Mobile web apps would offer a number of benefits over native applications – most prominent of which, in my opinion, would be the ability to link between applications and pages within web apps seamlessly – which is afforded to users on desktop and mobile web thanks to the malleable structure links/URLs present. As I’ve discussed previously, mobile developers are working feverishly on building out a solution to link and form communication channels between native applications: e.g. deep linking & alpha apps.
Unfortunately, leading investors believe the current shift from browser based applications to native apps on mobile means the demise of innovation, and I happen to agree. To summarize Chris Dixon’s latest points, the shift will limit innovation because:
i) apps are, by default, listed in app stores by popularity – thus resulting in a “rich-get-richer dynamic that favors the status quo over new innovations.”
ii) app store owners (Apple & Google) control the approval process of new applications, the promotion of apps within the stores, and charge a tax on revenues.
If the future of mobile does see development revert back to mobile web apps, then current challenges facing mobile developers and marketers in the mobile browser will garner additional attention. While I personally like to minimize the current debate of mobile cookies inhibiting the mobile market – a new focus on mobile web apps would bring the issue to the forefront. While in native applications we have static identifiers – Apple’s IDFA and Googles Android ID (or new, AdID) – the mobile web presents an unstable environment where cookies do exist, but have a much shorter shelf-life. Here is a breakdown of mobile cookies per platform:
- iOS Default Settings Block 3rd Party Cookies
- Android Accepts 3rd Party Cookies
- All Platforms Clear Cookies in Cache on App Close or Phone Reset
- Cookies are Siloed; Inaccessible by other applications and browsers
The inability to have an accurate representation of an individual app user at any given time – and in-between browser sessions – would result in the inability to provide a consistent, personalized experience, un-targeted advertisements, and inaccurate usage analytics.
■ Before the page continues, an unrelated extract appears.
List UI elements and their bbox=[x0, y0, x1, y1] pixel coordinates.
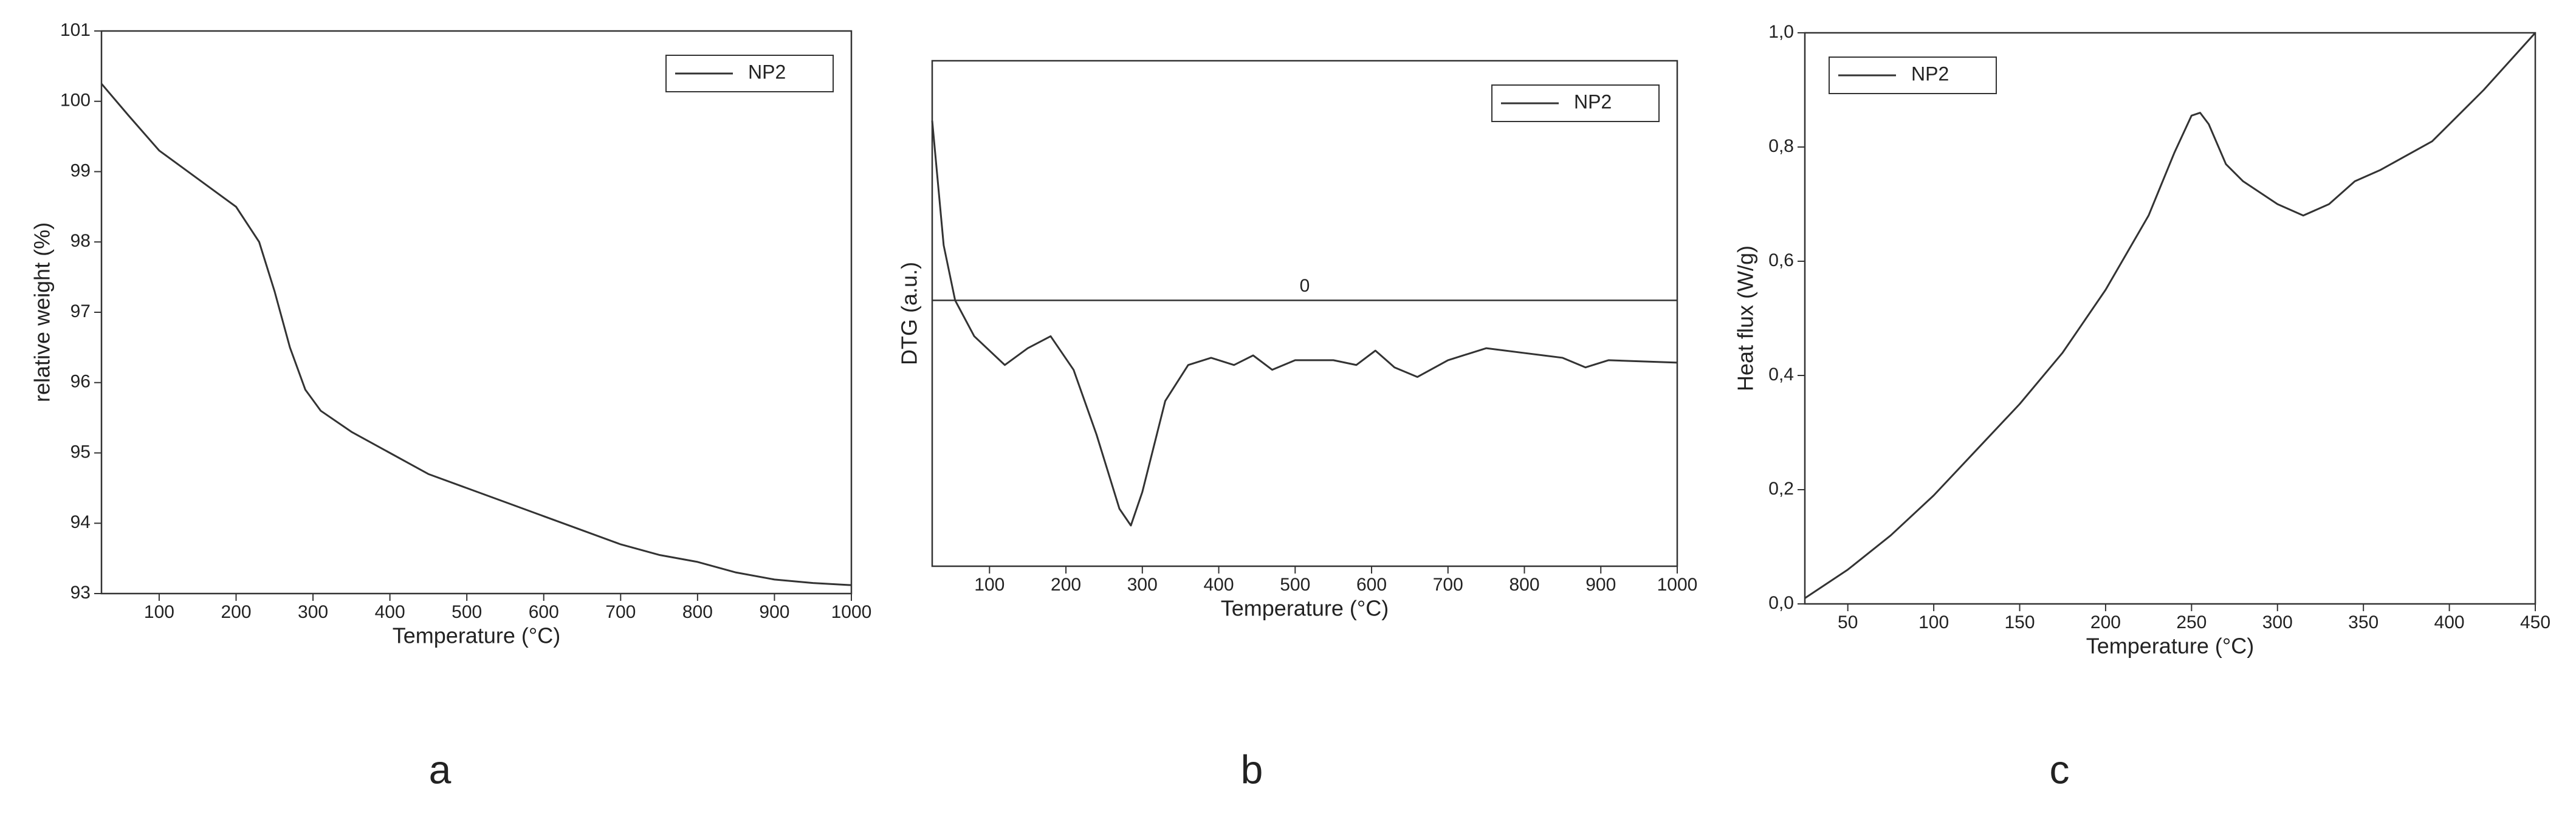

While facing both infrastructure hurdles and software challenges, many see the inevitable advances in technology resulting in the transition of native apps back to mobile web apps. I do not necessarily agree, but I do see the continued improvement of both native and mobile web environments a worthwhile investment by mobile developers as a whole.
What do you think? Do you believe we will revert – as we did on desktop – to an in-browser environment? Or are native apps, with new features like deep-linking, here to stay?